I heard the school bells ring yesterday. I already miss my Grace family, but it gave me pause to think what I would "normally" be doing at 7:55 on a Wednesday. On Wednesdays, I had been watching my friend's girls. We would form a little parade, 9 kids and me, walking through our backyard, across the parking lot and into the school building (stopping to high-five Mr. Hurley and Vicar Walsh on the way in, of course).
This new way of life isn't easy on any of us. Some of us are working twice as hard now, trying to get our normal jobs done and be a teacher for our kids. Some of us are lonely without our usual daily interactions in society. Some of us have to find child for our kids because we are still working outside of our homes. Some of us are missing income and don't know how we are going to make ends meet. Some of us are separated from loved ones at a time when they most need us. All of us have given up something.

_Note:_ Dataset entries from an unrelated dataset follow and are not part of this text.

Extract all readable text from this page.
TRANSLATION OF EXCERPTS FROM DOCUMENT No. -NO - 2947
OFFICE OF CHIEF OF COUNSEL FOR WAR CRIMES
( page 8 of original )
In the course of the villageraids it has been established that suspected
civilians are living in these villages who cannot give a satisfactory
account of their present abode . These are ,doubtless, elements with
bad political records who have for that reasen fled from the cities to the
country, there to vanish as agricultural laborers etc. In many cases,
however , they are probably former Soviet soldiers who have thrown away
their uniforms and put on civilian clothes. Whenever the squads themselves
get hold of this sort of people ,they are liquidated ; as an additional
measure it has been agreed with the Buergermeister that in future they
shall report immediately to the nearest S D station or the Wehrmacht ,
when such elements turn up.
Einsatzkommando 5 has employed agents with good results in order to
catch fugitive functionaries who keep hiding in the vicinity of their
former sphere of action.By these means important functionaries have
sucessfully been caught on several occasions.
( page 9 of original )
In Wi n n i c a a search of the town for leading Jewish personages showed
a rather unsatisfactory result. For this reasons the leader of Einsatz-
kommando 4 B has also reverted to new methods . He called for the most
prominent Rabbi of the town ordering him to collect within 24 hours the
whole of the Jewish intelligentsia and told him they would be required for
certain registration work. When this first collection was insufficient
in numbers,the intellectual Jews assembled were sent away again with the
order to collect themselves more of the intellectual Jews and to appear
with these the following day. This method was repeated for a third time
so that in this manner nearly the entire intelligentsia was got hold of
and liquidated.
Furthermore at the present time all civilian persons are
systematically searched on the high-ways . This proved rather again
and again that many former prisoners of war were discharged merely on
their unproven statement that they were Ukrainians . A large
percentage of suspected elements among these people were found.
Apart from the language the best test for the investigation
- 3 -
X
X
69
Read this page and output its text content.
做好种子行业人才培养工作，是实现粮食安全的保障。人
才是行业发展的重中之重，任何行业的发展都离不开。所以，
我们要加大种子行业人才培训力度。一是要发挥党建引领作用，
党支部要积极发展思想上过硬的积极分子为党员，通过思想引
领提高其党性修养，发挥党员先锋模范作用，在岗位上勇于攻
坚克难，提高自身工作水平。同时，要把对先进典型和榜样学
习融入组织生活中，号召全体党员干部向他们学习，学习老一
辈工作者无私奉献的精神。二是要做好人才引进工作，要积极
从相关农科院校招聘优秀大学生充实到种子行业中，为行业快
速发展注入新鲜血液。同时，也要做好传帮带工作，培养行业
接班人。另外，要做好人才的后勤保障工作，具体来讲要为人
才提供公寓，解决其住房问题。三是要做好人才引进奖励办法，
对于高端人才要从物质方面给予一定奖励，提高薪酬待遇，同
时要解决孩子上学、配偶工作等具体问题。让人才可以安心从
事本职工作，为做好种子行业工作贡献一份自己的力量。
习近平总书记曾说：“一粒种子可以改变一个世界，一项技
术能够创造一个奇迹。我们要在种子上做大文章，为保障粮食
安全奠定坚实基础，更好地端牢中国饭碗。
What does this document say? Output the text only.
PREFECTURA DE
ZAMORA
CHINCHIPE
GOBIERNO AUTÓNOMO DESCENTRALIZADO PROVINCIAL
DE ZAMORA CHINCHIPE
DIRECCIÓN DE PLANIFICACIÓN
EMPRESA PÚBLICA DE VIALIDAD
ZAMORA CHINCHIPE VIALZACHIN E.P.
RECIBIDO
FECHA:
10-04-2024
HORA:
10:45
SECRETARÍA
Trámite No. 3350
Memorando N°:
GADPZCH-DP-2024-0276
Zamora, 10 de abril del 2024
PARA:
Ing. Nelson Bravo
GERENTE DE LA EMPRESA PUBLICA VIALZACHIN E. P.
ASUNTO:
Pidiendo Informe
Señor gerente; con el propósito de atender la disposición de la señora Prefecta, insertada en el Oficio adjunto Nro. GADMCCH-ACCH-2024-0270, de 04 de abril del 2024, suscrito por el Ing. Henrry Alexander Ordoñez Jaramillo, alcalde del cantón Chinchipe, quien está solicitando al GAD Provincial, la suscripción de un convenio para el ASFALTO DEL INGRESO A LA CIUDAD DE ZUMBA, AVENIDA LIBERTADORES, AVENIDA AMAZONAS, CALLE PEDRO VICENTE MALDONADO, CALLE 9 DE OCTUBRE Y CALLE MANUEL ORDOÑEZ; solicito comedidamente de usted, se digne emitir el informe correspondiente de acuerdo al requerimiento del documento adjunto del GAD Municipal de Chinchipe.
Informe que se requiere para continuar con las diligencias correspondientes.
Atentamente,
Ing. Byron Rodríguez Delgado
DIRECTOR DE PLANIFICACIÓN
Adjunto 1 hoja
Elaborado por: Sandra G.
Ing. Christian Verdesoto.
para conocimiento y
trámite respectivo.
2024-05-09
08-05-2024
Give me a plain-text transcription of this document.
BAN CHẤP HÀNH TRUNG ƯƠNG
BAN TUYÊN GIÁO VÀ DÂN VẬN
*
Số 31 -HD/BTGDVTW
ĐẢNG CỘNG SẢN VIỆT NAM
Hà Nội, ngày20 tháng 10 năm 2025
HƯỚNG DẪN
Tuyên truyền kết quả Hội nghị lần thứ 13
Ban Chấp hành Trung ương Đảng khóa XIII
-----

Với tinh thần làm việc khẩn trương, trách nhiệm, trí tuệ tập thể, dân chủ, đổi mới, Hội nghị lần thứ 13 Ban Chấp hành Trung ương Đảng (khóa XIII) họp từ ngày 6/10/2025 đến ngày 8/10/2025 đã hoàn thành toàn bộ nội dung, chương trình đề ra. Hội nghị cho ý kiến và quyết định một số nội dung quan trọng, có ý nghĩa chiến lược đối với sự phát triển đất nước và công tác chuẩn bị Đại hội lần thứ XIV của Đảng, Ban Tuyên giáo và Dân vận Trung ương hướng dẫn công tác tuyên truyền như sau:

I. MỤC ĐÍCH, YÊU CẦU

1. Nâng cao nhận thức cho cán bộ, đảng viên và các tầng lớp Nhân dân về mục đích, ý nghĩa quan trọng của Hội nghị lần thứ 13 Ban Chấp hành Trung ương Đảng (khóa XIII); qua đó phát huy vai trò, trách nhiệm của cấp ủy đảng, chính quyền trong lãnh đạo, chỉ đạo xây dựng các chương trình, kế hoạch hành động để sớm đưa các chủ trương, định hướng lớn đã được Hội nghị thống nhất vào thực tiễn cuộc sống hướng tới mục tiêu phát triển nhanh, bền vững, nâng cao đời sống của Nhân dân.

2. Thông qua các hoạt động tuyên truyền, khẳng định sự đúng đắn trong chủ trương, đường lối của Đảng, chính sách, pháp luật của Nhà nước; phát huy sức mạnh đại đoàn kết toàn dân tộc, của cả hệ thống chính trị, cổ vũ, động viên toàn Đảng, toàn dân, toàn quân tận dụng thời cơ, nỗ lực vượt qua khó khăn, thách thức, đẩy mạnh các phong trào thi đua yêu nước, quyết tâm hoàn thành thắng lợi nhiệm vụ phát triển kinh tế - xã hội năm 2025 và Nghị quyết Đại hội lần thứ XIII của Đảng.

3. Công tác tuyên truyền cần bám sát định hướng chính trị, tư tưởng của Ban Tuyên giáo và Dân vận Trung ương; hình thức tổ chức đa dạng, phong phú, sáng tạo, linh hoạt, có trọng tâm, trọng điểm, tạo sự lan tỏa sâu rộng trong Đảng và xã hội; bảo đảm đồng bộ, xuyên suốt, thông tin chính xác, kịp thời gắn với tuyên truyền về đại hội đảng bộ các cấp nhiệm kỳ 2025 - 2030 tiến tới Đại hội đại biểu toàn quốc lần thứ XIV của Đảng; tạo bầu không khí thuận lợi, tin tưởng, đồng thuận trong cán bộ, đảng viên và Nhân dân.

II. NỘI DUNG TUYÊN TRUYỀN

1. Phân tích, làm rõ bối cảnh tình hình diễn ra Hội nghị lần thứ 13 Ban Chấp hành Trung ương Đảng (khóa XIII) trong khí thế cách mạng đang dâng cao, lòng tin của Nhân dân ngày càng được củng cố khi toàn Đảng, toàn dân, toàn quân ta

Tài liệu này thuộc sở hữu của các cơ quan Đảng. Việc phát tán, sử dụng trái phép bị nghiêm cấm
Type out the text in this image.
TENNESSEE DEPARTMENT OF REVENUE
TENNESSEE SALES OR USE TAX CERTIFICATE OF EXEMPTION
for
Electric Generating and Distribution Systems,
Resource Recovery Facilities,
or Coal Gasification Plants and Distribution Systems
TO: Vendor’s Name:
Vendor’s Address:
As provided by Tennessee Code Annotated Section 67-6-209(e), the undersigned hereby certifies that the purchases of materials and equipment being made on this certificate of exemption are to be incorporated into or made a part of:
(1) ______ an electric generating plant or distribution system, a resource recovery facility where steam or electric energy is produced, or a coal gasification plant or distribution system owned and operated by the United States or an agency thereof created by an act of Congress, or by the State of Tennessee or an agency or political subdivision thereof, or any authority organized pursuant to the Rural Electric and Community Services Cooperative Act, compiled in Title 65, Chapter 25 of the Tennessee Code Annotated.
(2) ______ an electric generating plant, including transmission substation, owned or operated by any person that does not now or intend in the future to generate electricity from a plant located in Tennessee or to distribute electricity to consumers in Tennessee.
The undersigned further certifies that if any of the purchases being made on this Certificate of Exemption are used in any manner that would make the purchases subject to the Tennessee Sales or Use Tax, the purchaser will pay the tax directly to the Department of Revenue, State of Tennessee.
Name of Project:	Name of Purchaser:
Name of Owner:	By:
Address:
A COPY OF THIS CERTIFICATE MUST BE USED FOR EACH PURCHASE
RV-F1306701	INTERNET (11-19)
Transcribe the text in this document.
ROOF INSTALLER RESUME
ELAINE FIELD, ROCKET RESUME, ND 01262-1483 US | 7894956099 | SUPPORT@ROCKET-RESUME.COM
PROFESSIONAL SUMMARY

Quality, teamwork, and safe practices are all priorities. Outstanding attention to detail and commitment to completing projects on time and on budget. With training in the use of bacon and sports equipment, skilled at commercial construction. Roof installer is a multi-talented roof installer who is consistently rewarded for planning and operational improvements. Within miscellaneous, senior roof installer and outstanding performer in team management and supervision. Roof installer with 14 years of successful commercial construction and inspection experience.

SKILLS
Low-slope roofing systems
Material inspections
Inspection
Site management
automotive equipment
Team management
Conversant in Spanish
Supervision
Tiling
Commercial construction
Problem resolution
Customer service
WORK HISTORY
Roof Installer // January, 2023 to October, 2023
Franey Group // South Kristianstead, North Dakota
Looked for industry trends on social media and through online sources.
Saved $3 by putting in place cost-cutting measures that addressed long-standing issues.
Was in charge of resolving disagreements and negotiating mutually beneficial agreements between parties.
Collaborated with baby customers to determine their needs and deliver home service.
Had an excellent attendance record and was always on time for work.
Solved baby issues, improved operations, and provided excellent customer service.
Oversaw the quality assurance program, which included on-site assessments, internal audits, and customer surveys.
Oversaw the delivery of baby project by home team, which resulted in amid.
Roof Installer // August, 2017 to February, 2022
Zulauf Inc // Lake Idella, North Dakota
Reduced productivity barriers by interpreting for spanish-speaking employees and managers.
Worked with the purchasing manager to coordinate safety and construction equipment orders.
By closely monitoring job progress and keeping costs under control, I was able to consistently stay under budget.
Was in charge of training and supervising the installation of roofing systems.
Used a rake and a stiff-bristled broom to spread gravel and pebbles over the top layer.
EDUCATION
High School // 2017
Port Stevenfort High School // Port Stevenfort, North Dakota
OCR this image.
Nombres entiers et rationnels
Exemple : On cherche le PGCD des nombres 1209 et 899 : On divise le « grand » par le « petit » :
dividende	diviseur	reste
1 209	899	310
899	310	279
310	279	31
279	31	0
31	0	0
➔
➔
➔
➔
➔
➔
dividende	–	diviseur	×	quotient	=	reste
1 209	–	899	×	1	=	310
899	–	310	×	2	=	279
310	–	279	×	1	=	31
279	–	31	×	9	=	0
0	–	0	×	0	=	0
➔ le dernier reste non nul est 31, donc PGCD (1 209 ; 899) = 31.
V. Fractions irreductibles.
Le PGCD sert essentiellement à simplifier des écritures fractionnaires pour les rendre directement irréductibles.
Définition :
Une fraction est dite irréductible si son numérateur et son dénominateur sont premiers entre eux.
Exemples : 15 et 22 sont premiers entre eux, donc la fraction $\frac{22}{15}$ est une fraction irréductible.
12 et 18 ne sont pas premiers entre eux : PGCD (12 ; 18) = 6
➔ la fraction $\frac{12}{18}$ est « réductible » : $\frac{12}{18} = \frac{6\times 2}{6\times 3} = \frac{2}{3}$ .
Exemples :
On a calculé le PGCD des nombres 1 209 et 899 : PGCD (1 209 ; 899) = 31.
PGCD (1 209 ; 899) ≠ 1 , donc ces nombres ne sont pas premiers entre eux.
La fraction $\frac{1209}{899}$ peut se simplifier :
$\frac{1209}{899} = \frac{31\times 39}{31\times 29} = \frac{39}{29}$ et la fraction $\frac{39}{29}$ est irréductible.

I am tempted to be angry. I want to see my piano students. I want my kids to be able to play with their friends. I want to be able to visit my family.
Tonight as I snuggled my baby back to sleep, I remembered a conversation I had with my mom the week before this all started. I was complaining that Gideon only napped in his car seat. He was in it more than not during the day. Now, it's been a week since he's been in it. I have my kids home with me everyday (even if it means a messy living room). We have amazing technology in place so my kids can keep on learning and I can see my family, even though they live all across the country.
Focusing on these amazing blessings helps me. But what gives me peace the most is knowing that God is still God. We just celebrated the amazing freedom we have from sin, from sickness, from worry. That freedom comes from Jesus dying and rising for us.
Maybe I have to give up some of my freedoms right now. But the freedom that truly matters is mine, and nothing here on this earth can change that.